西山 賢吾
- 2025年3月が本決算のRussell/Nomura Large Cap構成企業195社の有価証券報告書を対象に、任意記載事項である従業員サーベイに関する記述を調査した。前回(2024年)と比較すると、サーベイに言及する企業やサーベイ関連の目標値を公表する企業、役員報酬に従業員サーベイの結果を反映させている企業の割合が上昇した。しかし、全般的には記述量や記載内容に大きな変化はみられず、有価証券報告書での情報開示は小幅の改善に留まった。
- 各社の開示の中では、(1)企業価値向上プロセスにおける従業員サーベイの位置づけを図表を用い明確化、エンゲージメントスコアの実績値、目標値、調査結果、それらを受けた今後の課題について言及する味の素、(2)組織に対する社員のコミットメントを測定する独自指標を採用、その目標値を設定するとともに、サーベイ結果から浮き彫りになった課題をベースに今後の重点課題や取り組みを記載する出光興産、(3)調査で得られた従業員満足度を人的資本上の重要戦略とし、従業員満足度と業績との関係を図示するディスコを好事例として挙げることが出来る。

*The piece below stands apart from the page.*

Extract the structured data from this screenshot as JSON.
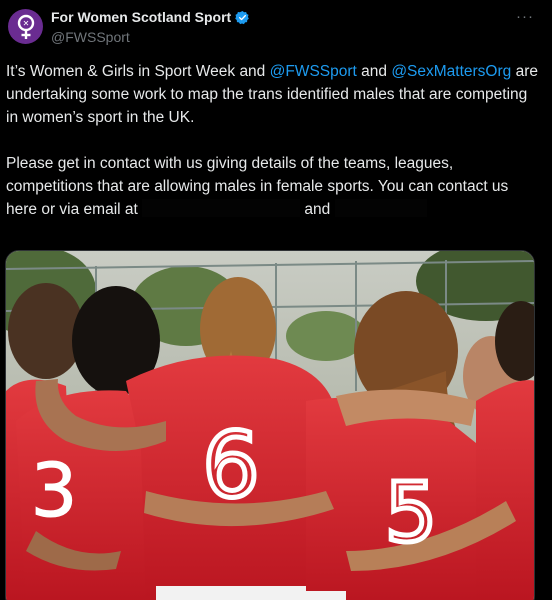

- 人的資本の情報に関しては、企業戦略と関連付けた人材戦略や従業員給与・報酬の決定に関する方針、従業員給与の平均額の前年比増減率等を2026年3月期の有価証券報告書より開示することが検討される方向である。また法定開示情報と任意開示情報の位置づけや、企業評価の上で重要な情報の有価証券報告書への集約化を始めとした企業情報開示の在り方に関する議論も進められよう。少子高齢化が進んで良質な従業員の獲得に対する難易度の上昇が想定される中で、「人を活かす経営」を重視、実践して企業価値向上を図る「本気度」を見る上で、有価証券報告書での従業員サーベイに関する開示に一段の注目をしていきたい。